The pre-ex portion will be modified, not removed, in all probability. I had a two-hour long conference call last week on the possible scenarios that could play out with ‘repeal and replace’. It may be that if one has continuous medical coverage of some kind or another, pre-ex would be satisfied. It is the ones that wait until they are dx’d with some dread disease, have an accident, buy medical insurance for a few months when they need it and drop it when they don’t, that will have pre-ex applied to any new medical coverage purchased.
Just reading tea leaves at this point.
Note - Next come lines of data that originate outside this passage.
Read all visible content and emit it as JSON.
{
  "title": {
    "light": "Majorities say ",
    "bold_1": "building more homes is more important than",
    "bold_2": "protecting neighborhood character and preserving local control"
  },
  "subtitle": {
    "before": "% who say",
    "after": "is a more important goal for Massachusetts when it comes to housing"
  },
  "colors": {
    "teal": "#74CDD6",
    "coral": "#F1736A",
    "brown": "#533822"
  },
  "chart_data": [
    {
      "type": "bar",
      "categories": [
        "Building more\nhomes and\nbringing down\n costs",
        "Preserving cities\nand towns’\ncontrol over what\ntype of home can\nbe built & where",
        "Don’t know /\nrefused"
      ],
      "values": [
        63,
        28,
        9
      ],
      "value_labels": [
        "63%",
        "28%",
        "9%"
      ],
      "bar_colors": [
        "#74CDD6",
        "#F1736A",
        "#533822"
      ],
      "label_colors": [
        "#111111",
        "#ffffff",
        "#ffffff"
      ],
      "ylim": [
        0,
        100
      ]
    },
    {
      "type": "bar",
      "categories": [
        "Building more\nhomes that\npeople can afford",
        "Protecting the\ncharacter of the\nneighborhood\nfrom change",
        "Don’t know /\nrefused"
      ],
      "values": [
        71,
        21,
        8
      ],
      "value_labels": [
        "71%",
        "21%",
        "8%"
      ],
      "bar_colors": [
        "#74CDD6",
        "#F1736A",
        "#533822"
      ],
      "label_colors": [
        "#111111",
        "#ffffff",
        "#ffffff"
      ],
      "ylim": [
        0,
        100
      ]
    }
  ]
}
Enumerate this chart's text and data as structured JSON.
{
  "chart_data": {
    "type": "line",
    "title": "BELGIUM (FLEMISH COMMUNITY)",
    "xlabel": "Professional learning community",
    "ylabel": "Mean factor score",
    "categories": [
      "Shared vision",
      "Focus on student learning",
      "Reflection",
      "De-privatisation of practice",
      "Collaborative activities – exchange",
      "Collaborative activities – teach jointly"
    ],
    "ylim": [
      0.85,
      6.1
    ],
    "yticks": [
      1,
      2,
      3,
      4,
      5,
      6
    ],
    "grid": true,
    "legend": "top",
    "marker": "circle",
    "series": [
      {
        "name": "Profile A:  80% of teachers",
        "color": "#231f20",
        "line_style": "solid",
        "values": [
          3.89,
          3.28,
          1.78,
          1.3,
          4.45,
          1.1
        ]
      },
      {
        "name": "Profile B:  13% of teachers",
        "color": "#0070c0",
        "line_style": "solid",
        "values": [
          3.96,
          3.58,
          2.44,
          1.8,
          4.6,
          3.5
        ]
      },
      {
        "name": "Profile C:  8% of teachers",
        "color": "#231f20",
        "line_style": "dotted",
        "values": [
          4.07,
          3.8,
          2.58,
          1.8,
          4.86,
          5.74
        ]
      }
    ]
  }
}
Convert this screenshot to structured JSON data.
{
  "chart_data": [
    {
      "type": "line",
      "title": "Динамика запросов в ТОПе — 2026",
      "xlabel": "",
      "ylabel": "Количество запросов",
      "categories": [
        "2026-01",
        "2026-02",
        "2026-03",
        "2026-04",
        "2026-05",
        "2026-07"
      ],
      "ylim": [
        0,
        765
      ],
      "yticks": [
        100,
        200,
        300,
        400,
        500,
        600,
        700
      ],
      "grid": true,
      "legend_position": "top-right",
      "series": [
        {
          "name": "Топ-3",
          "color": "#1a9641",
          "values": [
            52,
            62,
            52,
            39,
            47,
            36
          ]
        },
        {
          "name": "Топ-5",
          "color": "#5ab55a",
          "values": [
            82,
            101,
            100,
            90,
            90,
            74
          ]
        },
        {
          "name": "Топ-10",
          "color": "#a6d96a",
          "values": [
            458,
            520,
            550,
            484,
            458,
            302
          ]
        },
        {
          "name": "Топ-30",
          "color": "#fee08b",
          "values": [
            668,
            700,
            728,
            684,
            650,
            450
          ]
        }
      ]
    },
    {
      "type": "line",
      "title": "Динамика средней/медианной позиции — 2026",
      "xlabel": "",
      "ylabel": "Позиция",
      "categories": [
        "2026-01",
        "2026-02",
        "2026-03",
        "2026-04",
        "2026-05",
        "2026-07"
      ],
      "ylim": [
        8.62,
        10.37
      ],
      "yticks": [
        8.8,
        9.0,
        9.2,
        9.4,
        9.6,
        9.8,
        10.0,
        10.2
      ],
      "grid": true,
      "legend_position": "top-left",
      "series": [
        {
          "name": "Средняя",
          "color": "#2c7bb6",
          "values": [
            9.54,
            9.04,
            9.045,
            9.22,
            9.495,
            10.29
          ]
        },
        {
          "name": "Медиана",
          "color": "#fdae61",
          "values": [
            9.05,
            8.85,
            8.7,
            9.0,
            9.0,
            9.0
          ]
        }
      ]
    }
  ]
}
My $0,02 at this point.
.
- Tax deductible Health Savings Accounts
- Tort reform
- Free market shopping of health insurance across state lines
- Tax deductible health insurance premiums
Not being the brightest limb on the tree, I don’t know to exactly which “other” natural rights you refer, that are “beyond Article V”.
Mostly, I am untrusting of the timing, while The USA is indisputably a secular nation. Our condition at this time in history has wrought a Godless governance, elected by it’s own people.
That is my reason exactly. I believe in miracles. Trump had to be a miracle. Not sure about hoping for two of them.
Fooling around with a perfect document, I can’t brave up enough to support.
Most everyone pushing it are too Type A and big mouthed to trust entirely.